Assim, entendo que a ausência de suporte probatório acerca da relação de afeto entre o
agravante e a vítima do bárbaro massacre inviabiliza a reforma do acórdão na esfera
extraordinária, aplicando-se uma vez mais o enunciado 279 da Súmula.
Nem se alegue suposta presunção relativa de dano em favor do autor, irmão da vítima.

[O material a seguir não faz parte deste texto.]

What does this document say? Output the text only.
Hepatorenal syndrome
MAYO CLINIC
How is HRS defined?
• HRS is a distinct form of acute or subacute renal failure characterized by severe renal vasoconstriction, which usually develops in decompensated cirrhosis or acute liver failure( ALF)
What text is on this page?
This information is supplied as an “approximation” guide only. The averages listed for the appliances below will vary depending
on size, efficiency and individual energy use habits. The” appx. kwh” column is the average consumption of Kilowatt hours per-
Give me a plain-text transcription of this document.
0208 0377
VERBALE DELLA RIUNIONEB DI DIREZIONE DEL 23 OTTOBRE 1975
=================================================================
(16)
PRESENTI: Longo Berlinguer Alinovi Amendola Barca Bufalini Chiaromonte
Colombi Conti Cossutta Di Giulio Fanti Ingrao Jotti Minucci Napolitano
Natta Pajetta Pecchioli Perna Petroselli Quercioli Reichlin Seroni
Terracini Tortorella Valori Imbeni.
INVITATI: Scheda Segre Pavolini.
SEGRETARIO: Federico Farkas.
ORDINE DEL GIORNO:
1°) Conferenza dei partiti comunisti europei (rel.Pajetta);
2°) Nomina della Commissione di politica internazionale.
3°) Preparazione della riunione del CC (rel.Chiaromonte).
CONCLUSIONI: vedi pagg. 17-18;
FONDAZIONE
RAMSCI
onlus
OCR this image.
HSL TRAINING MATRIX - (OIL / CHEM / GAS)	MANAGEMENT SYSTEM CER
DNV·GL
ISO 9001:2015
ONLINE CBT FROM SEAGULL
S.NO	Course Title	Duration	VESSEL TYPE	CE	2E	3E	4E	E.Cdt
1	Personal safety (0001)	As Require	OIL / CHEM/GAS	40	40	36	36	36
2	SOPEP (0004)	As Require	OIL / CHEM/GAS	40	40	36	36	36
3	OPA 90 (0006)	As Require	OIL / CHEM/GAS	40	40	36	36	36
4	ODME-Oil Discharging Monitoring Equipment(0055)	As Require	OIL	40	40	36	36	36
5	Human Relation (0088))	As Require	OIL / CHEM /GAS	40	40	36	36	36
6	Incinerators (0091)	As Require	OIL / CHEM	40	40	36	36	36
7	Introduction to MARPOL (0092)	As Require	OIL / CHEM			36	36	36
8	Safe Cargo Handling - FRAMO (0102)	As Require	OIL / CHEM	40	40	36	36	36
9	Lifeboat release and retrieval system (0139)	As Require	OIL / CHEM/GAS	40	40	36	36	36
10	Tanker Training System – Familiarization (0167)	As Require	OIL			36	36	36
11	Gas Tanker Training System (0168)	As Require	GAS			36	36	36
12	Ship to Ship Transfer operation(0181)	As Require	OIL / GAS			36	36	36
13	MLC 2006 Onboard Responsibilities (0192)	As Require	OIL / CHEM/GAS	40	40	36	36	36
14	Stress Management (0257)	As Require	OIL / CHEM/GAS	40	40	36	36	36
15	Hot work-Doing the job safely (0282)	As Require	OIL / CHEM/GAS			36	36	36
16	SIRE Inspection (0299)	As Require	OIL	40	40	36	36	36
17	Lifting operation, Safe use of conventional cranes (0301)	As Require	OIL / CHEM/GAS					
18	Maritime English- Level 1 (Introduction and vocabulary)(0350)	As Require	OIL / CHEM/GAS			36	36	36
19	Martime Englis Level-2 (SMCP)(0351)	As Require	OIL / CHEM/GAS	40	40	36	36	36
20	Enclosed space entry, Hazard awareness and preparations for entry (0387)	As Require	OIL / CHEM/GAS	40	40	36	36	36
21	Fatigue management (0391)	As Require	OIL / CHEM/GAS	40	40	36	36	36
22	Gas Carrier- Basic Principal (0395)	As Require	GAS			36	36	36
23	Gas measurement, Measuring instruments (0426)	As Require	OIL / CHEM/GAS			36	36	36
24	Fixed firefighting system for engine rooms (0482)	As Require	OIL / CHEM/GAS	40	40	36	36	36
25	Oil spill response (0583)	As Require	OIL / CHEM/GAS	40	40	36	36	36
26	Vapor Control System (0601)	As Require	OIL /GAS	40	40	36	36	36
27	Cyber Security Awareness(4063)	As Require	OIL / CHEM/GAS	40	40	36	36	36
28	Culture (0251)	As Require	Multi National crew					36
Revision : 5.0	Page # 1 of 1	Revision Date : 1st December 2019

Certo, pode-se cogitar de tal presunção em favor de certas pessoas, como parentes
próximos que tenham desenvolvido relação bastante íntima com a vítima. No entanto, do
parentesco, por si só, nada se extrai. Do contrário, por exemplo, a mãe que abandona o filho
em tenra idade poderia alegar dano moral reflexo pela morte do descendente e vencer a
demanda, na hipótese de revelia. Por isso, é fundamental a comprovação da relação de afeto,
mormente no presente caso, em que o demandante não é pai, nem mãe, mas irmão. Nunca é
demais lembrar: consideradas as circunstâncias do massacre, o vitimado provavelmente era
um morador de rua entregue à própria sorte.
Por fim, não há presunção relativa oponível à Fazenda Pública, cuja atuação em juízo
está voltada à proteção do interesse público, de caráter indisponível (artigos 320, 320 e 351 do
Código de Processo Civil, com as devidas adaptações).
Ante o exposto, nego provimento ao agravo regimental.